Andrew Yang calls US a ‘faux democracy’

Andrew Yang, former Democratic presidential candidate and now the co-chair of the Forward Party, said in a new interview that the United States is in a “faux democracy.”

“Our lives can just sink in the mud, it doesn’t matter in this political system, and so you have this essentially faux democracy at this point,” Yang told The Hill’s Jessica Burbank and Robby Soave on “The Rising.”

“And that’s what we have to shake up and change,” he added. “The only way we’re going to see a human centered economy or any of our problems get solved is if we recreate a genuine democracy in this country.”

Yang called for a competitive 2024 primary season for Democrats, even as President Biden has emerged as the presumed candidate for the party.

When Soave pointed out that Biden has not given an indication of whether he will debate other Democratic candidates — including Robert F. Kennedy Jr. and Marianne Williamson —Yang blasted the Democratic Party, saying that its members are only “for democracy when it’s convenient.”


Yang also pushed for reforms to the primary system, including ranked choice voting and nonpartisan primaries.
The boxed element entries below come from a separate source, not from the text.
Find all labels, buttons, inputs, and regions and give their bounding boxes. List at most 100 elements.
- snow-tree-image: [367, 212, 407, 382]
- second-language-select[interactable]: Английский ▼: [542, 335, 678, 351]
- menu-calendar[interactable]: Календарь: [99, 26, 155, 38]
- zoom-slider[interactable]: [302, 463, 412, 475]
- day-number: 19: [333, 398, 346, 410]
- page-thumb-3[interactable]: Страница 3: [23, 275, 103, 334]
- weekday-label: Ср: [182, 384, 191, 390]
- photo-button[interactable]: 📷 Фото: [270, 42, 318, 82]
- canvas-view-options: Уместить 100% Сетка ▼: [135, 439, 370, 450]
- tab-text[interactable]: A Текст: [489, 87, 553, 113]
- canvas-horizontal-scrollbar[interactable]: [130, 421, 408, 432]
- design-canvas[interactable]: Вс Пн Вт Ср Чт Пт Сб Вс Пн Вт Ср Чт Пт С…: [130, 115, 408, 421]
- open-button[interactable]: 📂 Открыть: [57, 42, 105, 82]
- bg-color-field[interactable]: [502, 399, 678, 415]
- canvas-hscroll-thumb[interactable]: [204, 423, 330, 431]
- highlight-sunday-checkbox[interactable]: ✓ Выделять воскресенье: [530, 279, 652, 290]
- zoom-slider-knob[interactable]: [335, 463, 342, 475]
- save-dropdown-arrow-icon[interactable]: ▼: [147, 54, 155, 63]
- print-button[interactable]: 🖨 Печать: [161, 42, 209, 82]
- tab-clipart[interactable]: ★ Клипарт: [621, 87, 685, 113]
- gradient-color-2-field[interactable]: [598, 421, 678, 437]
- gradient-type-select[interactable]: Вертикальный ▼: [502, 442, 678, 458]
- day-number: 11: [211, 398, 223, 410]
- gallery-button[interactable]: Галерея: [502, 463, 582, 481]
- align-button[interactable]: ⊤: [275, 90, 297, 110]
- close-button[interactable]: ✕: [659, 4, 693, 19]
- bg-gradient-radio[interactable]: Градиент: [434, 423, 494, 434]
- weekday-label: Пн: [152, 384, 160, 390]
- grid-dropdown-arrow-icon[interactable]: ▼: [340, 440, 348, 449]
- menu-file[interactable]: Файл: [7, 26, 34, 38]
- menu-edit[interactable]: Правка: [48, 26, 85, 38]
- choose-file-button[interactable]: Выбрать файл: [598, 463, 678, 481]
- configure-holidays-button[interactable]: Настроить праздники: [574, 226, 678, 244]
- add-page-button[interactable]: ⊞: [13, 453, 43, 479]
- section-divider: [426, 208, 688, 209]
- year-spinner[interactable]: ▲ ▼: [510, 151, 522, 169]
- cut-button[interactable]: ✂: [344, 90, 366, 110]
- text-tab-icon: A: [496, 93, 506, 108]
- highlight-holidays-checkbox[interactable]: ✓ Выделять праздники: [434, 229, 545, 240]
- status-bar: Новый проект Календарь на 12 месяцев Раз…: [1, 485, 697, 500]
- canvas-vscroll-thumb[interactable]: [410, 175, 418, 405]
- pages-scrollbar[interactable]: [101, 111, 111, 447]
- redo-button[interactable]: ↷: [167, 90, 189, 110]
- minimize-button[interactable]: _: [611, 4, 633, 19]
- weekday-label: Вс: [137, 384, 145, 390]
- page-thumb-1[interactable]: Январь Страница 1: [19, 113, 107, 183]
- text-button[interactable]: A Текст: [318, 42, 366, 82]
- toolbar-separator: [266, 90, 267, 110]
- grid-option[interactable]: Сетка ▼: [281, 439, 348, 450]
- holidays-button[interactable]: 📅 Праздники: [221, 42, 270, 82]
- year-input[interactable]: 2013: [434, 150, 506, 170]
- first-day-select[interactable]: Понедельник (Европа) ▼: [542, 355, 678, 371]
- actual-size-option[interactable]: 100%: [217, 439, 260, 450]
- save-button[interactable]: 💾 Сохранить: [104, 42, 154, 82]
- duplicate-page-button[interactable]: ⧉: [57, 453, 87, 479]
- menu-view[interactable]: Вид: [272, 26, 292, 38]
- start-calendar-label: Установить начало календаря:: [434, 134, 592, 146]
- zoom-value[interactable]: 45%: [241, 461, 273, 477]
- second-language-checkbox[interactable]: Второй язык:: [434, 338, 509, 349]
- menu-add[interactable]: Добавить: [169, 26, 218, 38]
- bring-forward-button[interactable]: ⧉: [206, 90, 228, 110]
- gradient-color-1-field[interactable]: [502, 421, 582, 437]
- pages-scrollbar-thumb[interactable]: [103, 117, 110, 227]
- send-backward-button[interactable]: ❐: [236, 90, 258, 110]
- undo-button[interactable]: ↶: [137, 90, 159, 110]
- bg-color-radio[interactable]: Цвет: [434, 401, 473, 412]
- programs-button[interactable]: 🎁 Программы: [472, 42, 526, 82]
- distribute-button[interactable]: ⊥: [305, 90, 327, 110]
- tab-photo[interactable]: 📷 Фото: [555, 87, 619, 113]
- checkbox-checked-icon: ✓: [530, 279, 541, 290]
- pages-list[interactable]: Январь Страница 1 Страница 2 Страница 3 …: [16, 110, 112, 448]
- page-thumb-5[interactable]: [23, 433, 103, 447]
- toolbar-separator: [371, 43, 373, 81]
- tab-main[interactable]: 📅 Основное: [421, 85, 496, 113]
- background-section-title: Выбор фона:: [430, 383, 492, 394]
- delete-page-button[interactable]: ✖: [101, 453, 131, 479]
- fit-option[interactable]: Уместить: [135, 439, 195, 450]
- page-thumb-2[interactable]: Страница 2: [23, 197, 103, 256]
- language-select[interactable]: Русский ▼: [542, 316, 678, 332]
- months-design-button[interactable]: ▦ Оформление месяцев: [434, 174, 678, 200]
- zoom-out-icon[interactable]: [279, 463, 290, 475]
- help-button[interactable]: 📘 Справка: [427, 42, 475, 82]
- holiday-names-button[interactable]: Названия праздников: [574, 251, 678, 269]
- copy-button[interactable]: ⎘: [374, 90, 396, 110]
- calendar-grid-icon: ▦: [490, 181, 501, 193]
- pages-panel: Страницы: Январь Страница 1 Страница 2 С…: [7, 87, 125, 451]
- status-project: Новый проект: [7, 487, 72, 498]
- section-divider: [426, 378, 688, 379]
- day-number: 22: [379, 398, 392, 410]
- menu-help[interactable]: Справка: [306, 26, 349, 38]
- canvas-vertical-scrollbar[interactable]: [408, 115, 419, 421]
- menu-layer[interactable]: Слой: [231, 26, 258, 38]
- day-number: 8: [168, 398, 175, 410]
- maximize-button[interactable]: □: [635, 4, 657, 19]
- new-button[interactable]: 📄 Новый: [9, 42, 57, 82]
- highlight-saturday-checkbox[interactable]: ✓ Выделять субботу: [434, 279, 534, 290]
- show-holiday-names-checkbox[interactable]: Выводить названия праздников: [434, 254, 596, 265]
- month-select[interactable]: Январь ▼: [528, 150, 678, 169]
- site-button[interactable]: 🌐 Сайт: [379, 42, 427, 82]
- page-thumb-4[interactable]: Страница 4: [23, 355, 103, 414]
He pointed to states, including Nevada and Maine, that have recently approved changes to the election system, such as using nonpartisan primaries for some elections.

He added that the current primary system only allows for a small percentage of Americans to choose the candidates for president. He noted that if the general public truly voted on who should be the nominees for president, neither Biden nor former President Trump would make the cut in 2024.

“You have a sliver of the population controlling who the nominees are. And they’re not ideologically in tune with the average American,” he said. “It’s distorting everything. It’s one reason why Trump is trampling the field over there.”

“If you submitted it to the general American public and said, ‘Who should be the nominees,’ you wouldn’t get Biden versus Trump.”